Defense against sanctions against Saudi Crown Prince
The White House press secretary said: “Historically, and especially in recent history, neither the Democratic nor Republican governments have imposed sanctions on foreign government leaders, regardless of whether their countries have established diplomatic relations with us.”
[Global Network Report, reporter Hou Jiaxin] On February 28, local time, the United States defended its decision not to list Saudi Crown Prince Mohammed bin Salman as a target of sanctions. According to the US Consumer News and Business Channel (CNBC), White House Press Secretary Jane Psaki said in an interview with US media that day: “Historically speaking, especially in recent history, neither the Democratic nor Republican governments have Sanctions have been imposed on foreign government leaders, regardless of whether their country has established diplomatic relations with us.”
In the investigation report published on February 26, the CIA accused Saudi Crown Prince Mohammed of directly approving the murder of Saudi agents against Khashoggi, but did not direct the sanctions against the crown prince.

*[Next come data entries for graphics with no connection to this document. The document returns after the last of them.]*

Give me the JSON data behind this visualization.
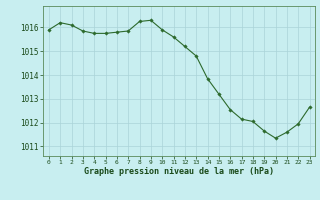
{
  "x": [
    0,
    1,
    2,
    3,
    4,
    5,
    6,
    7,
    8,
    9,
    10,
    11,
    12,
    13,
    14,
    15,
    16,
    17,
    18,
    19,
    20,
    21,
    22,
    23
  ],
  "y": [
    1015.9,
    1016.2,
    1016.1,
    1015.85,
    1015.75,
    1015.75,
    1015.8,
    1015.85,
    1016.25,
    1016.3,
    1015.9,
    1015.6,
    1015.2,
    1014.8,
    1013.85,
    1013.2,
    1012.55,
    1012.15,
    1012.05,
    1011.65,
    1011.35,
    1011.6,
    1011.95,
    1012.65
  ],
  "line_color": "#2d6a2d",
  "marker_color": "#2d6a2d",
  "bg_color": "#c8eef0",
  "grid_color": "#aad4d8",
  "xlabel": "Graphe pression niveau de la mer (hPa)",
  "xlabel_color": "#1a4a1a",
  "yticks": [
    1011,
    1012,
    1013,
    1014,
    1015,
    1016
  ],
  "xticks": [
    0,
    1,
    2,
    3,
    4,
    5,
    6,
    7,
    8,
    9,
    10,
    11,
    12,
    13,
    14,
    15,
    16,
    17,
    18,
    19,
    20,
    21,
    22,
    23
  ],
  "ylim": [
    1010.6,
    1016.9
  ],
  "xlim": [
    -0.5,
    23.5
  ],
  "tick_color": "#1a4a1a",
  "spine_color": "#5a8a5a",
  "figsize": [
    3.2,
    2.0
  ],
  "dpi": 100
}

Regarding the United States, which is brandishing the stick of sanctions against other countries by Su-Ae, in an interview with CNN, Psaki argued that the United States had never imposed sanctions on leaders of foreign governments.
(Psaki data map)
“We believe there will be more effective ways to ensure that this situation does not happen again, and to leave room for cooperation with Saudi Arabia in areas where the two sides have reached agreement.” Psaki said, “This is what diplomacy looks like. This is complicated. We have no secrets about what global contacts are like. We have made it clear that we will hold them accountable on the global stage.”
She added that the US government has taken measures through the Treasury Department and the State Department.

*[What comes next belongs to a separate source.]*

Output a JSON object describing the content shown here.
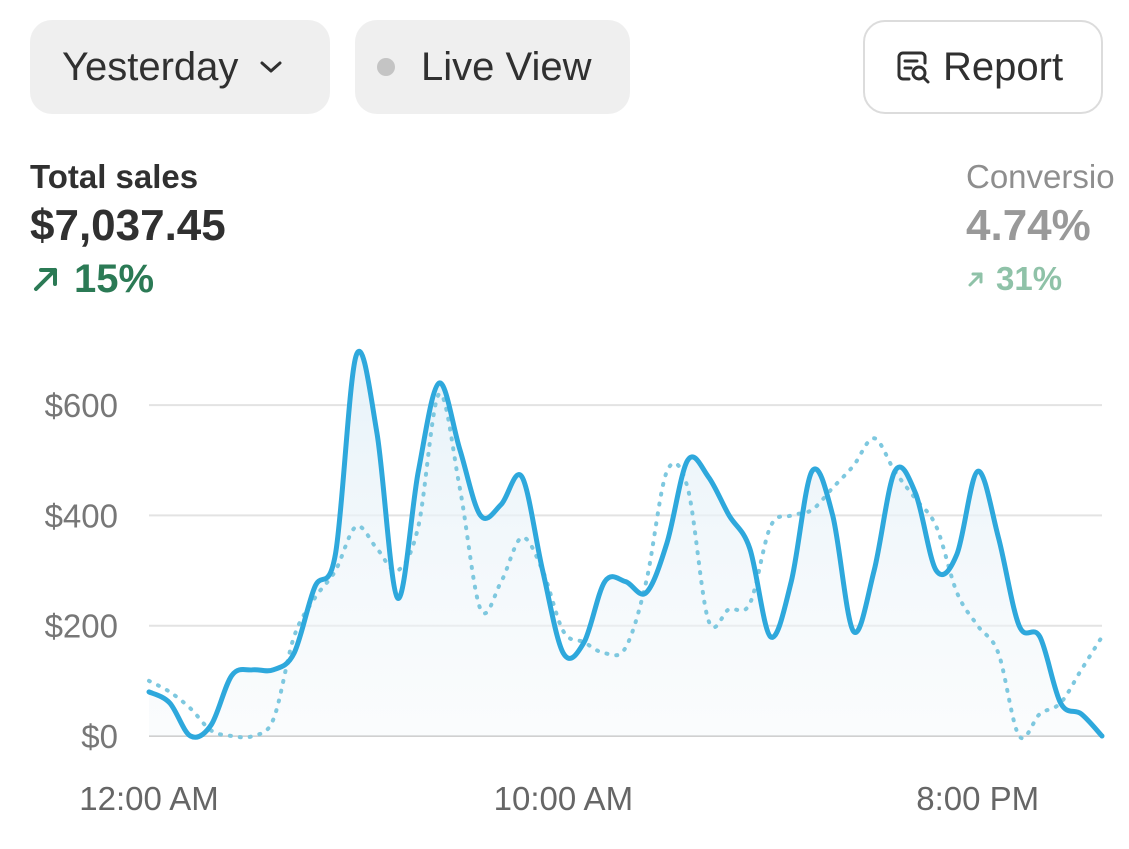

Soon after the CIA report was made public, the US State Department announced that 76 Saudi citizens related to the killing of Khashoggi were prohibited from entering the United States. On the same day, the U.S. Treasury Department sanctioned Ahmed Asiri, the former deputy director of the Saudi Intelligence Directorate, and the Saudi “rapid intervention force” on the grounds that it was related to the killing of Khashoggi.

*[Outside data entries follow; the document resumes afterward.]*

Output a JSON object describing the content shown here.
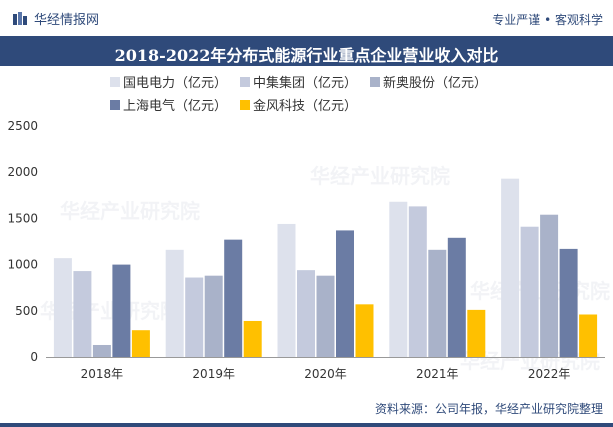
{
  "brand": {
    "name": "华经情报网"
  },
  "slogan": "专业严谨 • 客观科学",
  "source": "资料来源：公司年报，华经产业研究院整理",
  "watermark": "华经产业研究院",
  "chart_data": {
    "type": "bar",
    "title": "2018-2022年分布式能源行业重点企业营业收入对比",
    "categories": [
      "2018年",
      "2019年",
      "2020年",
      "2021年",
      "2022年"
    ],
    "series": [
      {
        "name": "国电电力（亿元）",
        "color": "#dde1ec",
        "values": [
          1070,
          1160,
          1440,
          1680,
          1930
        ]
      },
      {
        "name": "中集集团（亿元）",
        "color": "#c4cadd",
        "values": [
          930,
          860,
          940,
          1630,
          1410
        ]
      },
      {
        "name": "新奥股份（亿元）",
        "color": "#a9b2c9",
        "values": [
          130,
          880,
          880,
          1160,
          1540
        ]
      },
      {
        "name": "上海电气（亿元）",
        "color": "#6b7ca4",
        "values": [
          1000,
          1270,
          1370,
          1290,
          1170
        ]
      },
      {
        "name": "金风科技（亿元）",
        "color": "#ffc000",
        "values": [
          290,
          390,
          570,
          510,
          460
        ]
      }
    ],
    "yticks": [
      0,
      500,
      1000,
      1500,
      2000,
      2500
    ],
    "ylim": [
      0,
      2500
    ],
    "grid": false,
    "legend": "top"
  }
}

The Saudi side immediately denied the allegations in the report. The Saudi Ministry of Foreign Affairs issued a statement on the 26th that the report “contains incorrect information and conclusions.” The Saudi government completely rejected the allegations of the Saudi leader in the report. Subsequently, Arab countries including Bahrain, the United Arab Emirates, Oman, and Kuwait, as well as the Organization of Islamic Cooperation, and the World Muslim League also issued statements successively expressing their rejection of this report. Saudi Arabia’s “Middle East News” website stated that it condemned the crimes in the case and that the perpetrators should be punished. However, the report published by the United States “does not provide any information, only contains speculation and analysis.” Prepared for Saudi Arabia.